As Nvidia and other semiconductor stocks reach all-time highs supplying high-end chips to power AI applications, the same group of firms are also usually first to end up in a bubble.
This is according to Wellington Management’s Brian Barbetta, a portfolio manager on the firm’s technology team.
“I would expect you’ll see a bubble in some of the hardware providers,” he told a recent investment conference in Hong Kong. “In hardware, this is where in every tech cycle that I’ve ever studied has a bubble.”
He warned that companies providing chips and hardware to the cloud service providers are often victim of overly buoyant forecasts from their customers that come back to bite during a supply glut, as has happened in past bull-cycles for the semiconductor industry.
He said: “What will end up happening is the application providers will give demand forecasts to cloud services providers, and they’ll then start to buy based on demand forecasts – and as anyone who has analysed forecasts know, they’re often far too optimistic.”
“Then there’ll be hardware shortages that will drive pricing power – that will drive tremendous revenue growth – and then it will come crashing down at some point in time and we’ll have to reset and get started again.”
He said that the semiconductor industry is undoubtedly cyclical and although supply constraints currently exist, at some point there will be excess inventory.
Shares in the world’s leading AI chipmaker Nvidia are up 220% over the past year as its customers race to order the latest AI chips.
Performance of Nvidia over 1 year
Despite the surge, some managers believe the stock price has not yet run ahead of its fundamentals.
Barbetta said one way to avoid buying into a bubble is by looking at the revenue being generated by the companies serving the end user.
He explained: “The way I try to look at this is: does revenue the business is generating sync up with the economic activity that’s being created at the end of the chain?”
“If I were to look at a hardware company today selling billions of dollars of chips that these programs are running on, I need to see that those programs are going to generate enough revenue, that the amount of money being spent on the hardware makes sense,” he said.
“I think that’s where you’ll see the initial disconnects in this market start to come to pass; that’s where we’ve seen it in the past.”
During the cryptocurrency booms of 2018 and 2020, a lot of money was spent on buying GPUs to mine cryptocurrency, which in both instances eventually didn’t “sync up” with the money being spent on hardware, Barbetta said.
He added that even during the early advancements of machine learning, hardware companies experienced a similar boom-and-bust in chip sales.
Building durable moats
Rather than investing in the most recent beneficiaries of the hype surrounding AI, such as the semiconductor companies, Barbetta instead favours the cloud service providers where he is seeing some “really interesting investment opportunities”.
The biggest cloud service providers currently in the market are Amazon Web Services, Microsoft Azure, Google Cloud and Oracle – three of which form a major part of the ‘Magnificent Seven’ stocks which drove markets in 2023.
Barbetta said: “This is where we think companies are building durable moats because of their size, their access to hardware, and their access to models that a lot of these AI programs are being built on. This is a fruitful area for investment for us today.”

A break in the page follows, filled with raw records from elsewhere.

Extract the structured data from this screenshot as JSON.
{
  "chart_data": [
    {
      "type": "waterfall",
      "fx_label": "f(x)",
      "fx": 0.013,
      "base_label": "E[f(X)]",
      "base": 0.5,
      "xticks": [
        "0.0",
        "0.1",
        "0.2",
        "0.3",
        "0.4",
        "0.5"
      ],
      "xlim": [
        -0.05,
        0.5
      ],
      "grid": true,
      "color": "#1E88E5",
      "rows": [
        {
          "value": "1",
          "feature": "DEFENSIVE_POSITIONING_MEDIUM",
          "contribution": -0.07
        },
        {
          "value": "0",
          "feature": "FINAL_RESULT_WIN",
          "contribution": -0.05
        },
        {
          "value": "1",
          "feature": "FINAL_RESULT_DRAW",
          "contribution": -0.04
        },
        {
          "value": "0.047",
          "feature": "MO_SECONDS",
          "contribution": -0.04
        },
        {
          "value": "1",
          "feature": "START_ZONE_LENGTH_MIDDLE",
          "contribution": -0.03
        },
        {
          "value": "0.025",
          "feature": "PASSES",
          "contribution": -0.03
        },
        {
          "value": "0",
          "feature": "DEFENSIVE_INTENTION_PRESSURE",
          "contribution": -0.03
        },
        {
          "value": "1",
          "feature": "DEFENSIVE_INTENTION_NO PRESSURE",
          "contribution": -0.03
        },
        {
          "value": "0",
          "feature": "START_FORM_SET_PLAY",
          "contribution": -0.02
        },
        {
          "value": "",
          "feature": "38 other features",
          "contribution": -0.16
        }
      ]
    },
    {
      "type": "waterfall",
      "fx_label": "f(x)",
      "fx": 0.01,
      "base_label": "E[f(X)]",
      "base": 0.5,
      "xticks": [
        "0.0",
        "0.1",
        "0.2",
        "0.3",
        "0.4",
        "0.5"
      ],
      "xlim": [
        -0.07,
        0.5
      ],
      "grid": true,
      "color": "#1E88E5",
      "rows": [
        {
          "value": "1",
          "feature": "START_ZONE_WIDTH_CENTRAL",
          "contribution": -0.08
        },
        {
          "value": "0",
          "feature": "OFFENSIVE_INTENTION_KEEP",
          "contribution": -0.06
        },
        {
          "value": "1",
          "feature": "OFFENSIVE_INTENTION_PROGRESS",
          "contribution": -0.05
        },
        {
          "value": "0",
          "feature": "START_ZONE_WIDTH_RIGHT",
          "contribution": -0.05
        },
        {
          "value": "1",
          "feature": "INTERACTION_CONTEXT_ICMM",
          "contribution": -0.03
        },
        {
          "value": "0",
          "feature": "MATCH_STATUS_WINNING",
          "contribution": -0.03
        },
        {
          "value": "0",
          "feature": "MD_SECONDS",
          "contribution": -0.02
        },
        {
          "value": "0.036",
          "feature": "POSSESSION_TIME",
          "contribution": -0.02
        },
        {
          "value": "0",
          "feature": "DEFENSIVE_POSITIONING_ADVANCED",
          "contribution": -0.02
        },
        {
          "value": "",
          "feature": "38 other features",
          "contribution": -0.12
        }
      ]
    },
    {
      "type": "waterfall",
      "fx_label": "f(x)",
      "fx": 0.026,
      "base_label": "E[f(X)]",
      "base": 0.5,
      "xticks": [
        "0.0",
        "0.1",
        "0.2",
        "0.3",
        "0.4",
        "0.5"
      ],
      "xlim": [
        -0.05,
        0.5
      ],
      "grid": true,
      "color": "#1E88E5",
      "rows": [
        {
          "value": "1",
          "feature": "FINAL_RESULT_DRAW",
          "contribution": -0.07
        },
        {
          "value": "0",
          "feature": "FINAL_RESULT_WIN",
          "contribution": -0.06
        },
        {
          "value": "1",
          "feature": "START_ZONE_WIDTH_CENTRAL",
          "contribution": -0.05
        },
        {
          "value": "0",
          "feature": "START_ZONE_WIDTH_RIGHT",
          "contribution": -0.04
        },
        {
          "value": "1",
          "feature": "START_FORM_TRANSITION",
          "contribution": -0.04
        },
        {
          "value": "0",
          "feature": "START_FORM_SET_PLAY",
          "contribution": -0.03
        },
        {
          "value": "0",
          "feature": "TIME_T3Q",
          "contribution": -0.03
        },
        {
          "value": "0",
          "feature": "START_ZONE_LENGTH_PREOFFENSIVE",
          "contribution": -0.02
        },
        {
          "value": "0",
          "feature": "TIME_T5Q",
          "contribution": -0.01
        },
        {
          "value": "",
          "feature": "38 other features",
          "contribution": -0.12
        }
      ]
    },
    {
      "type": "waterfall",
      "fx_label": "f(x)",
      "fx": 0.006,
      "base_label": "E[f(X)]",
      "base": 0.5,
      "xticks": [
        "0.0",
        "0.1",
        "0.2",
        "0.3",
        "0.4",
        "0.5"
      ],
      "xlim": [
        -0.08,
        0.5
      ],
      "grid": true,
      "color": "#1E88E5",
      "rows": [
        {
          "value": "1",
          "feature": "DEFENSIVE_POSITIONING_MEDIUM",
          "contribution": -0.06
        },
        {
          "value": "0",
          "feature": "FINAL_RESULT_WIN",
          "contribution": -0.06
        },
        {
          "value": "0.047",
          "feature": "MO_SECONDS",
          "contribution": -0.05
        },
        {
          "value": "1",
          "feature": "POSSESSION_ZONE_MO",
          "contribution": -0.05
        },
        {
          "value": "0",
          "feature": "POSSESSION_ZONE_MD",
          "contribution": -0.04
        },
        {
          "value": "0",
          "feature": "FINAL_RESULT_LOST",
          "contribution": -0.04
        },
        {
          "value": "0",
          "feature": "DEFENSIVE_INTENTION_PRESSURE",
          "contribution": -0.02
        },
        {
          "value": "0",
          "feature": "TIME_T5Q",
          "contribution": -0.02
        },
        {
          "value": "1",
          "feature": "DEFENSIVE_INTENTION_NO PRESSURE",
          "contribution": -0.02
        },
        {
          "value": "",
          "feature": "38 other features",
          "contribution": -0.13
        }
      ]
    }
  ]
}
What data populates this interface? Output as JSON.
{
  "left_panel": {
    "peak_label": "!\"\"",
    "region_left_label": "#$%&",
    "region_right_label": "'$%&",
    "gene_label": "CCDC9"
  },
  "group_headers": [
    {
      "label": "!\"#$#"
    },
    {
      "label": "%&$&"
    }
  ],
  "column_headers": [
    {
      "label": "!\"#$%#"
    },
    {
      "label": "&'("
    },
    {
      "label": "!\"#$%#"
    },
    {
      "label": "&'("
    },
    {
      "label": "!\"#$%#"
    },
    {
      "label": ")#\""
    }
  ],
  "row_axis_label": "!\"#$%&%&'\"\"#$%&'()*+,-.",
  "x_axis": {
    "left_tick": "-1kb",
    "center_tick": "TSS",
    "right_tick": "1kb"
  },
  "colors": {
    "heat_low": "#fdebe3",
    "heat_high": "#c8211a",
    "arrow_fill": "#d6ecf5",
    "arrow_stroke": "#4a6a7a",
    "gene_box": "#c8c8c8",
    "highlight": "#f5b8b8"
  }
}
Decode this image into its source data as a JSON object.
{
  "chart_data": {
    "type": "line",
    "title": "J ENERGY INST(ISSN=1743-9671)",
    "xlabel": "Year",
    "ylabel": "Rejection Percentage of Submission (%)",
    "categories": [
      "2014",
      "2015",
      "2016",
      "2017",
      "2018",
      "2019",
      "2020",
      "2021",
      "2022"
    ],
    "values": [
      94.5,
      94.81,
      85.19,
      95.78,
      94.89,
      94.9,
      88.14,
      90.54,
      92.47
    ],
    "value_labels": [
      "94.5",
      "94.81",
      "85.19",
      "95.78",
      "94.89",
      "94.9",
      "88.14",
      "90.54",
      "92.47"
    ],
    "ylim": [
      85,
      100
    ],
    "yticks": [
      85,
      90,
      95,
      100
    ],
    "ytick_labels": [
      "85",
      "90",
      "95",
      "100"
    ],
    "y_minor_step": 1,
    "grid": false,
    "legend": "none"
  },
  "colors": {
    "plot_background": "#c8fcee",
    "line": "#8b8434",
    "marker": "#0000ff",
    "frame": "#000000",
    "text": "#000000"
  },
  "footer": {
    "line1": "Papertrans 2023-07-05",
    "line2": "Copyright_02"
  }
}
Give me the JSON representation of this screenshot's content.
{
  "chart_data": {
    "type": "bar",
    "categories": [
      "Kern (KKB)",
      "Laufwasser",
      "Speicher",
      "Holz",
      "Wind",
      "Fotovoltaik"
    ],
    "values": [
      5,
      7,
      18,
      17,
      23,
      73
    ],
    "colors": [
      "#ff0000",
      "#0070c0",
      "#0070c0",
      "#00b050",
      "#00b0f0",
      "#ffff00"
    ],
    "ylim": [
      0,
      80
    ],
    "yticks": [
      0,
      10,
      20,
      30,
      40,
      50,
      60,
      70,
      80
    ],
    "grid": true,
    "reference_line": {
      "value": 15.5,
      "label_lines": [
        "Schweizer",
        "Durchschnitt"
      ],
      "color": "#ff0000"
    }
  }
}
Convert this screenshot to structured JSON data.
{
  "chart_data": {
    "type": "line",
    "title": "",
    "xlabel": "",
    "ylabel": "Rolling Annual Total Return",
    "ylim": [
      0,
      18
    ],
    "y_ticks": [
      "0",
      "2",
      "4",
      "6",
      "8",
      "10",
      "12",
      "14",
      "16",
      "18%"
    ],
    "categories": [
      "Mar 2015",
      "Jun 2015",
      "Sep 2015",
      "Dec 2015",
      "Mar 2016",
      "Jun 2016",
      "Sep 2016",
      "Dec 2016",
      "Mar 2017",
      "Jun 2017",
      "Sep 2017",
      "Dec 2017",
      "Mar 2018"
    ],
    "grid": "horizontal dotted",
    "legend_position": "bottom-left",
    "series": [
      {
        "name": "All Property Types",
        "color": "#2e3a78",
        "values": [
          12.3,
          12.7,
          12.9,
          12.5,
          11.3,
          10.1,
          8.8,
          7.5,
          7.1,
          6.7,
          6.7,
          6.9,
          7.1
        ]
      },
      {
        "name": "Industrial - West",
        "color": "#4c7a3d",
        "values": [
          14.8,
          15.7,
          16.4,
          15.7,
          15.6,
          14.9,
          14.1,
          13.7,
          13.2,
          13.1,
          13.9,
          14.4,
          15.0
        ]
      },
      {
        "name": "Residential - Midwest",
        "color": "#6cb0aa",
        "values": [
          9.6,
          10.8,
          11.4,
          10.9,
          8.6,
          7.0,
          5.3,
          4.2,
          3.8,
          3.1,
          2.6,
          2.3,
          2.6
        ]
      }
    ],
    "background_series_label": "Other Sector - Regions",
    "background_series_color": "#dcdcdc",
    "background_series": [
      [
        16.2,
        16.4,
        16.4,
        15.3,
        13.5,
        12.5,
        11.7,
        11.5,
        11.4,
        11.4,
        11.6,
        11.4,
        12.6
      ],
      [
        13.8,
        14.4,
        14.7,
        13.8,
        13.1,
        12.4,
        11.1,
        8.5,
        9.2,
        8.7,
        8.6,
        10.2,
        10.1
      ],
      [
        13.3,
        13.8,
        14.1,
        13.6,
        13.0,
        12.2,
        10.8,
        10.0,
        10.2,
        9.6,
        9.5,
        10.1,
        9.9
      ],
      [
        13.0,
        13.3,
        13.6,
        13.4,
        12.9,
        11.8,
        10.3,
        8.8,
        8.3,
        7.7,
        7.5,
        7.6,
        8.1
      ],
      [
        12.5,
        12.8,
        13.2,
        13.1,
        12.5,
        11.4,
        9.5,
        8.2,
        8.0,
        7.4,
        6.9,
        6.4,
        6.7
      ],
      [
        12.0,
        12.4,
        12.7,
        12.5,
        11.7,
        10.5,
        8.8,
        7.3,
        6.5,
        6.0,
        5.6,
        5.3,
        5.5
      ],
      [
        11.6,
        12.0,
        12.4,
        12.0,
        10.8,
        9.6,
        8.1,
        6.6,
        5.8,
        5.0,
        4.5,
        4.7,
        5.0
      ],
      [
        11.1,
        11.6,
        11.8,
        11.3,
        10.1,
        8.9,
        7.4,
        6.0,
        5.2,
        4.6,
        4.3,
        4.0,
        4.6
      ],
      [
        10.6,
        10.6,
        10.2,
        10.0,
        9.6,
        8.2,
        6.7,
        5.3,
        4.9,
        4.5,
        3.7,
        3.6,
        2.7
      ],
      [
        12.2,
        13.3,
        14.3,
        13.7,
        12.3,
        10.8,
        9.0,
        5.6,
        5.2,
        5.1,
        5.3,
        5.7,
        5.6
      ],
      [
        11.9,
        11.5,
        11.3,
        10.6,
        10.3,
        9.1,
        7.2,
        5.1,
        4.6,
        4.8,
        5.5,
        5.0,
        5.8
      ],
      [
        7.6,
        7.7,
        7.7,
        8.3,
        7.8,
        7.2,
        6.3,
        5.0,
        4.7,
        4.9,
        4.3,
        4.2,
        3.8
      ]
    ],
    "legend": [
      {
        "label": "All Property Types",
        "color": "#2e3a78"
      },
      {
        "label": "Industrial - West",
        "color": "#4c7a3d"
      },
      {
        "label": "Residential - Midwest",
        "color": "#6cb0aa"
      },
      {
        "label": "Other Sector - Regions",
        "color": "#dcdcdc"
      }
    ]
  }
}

Although some investors may be wary that much of the benefits these companies will garner from AI have already been priced in – Barbetta emphasised the importance of accurately forecasting their potential future growth in earnings.
He said: “The stocks that might look cheap today may in fact be quite expensive because of the fact that they’re either over-earning or they have massive disruption risks.”
“Among stocks that might look expensive, we’ll find some of them are actually downright inexpensive when we see the growth they’re able to deliver as a result of this technology.”